The Women in Technology celebration is New Mexico Technology Council’s event to honor outstanding women in STEM. Nominations are submitted by the public and reviewed by an independent panel of judges.
The awards will be given at a breakfast March 28 at the Albuquerque Marriott Pyramid North.
In addition to being a faculty member in the Department of Computer Science, Moses has a secondary appointment in UNM’s Department of Biology and an external faculty member at the Santa Fe Institute. She has taken a leading role in developing innovative ways to attract under-represented populations into computer science and engineering. She developed CSforAll, which teaches computer programming to high school students and teachers, as well as college students. CSforAll is the only computer science course (CS 108) at UNM that meets one of the natural science core curriculum requirements. She also developed NASA Swarmathon, which is a swarm robotics challenge in which students from minority-serving institutions develop algorithms for robotics used for space exploration. An annual competition is organized each spring, which this year will be at UNM. Her research is in computational biology and biologically-inspired computation.

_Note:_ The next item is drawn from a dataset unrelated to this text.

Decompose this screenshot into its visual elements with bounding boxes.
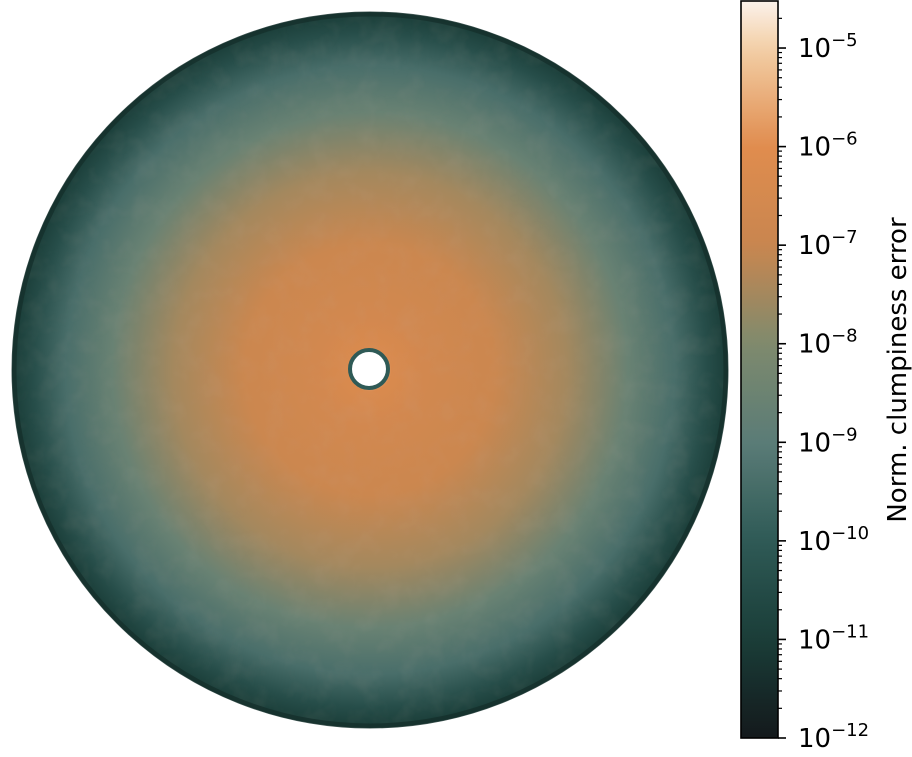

Salas holds appointments in the Department of Civil, Construction and Environmental Engineering as well as the Department of Mechanical Engineering. She works with Christos Christodoulou, Jim and Ellen King Dean of Engineering and Computing, on leveraging the connections between the School of Engineering and the School of Medicine. She leads a graduate-level biodesign course, which is a joint effort between the two schools, started in 2016. The unique course offers students both engineering and clinical knowledge as each semester, they are charged with developing a product that is designed to meet a specific need in the clinical setting. Students disclose their technology to STC.UNM and submit a provisional patent application to protect their technology. The student teams compete for $50,000 in funding for fabrication, testing, and commercialization of the technology.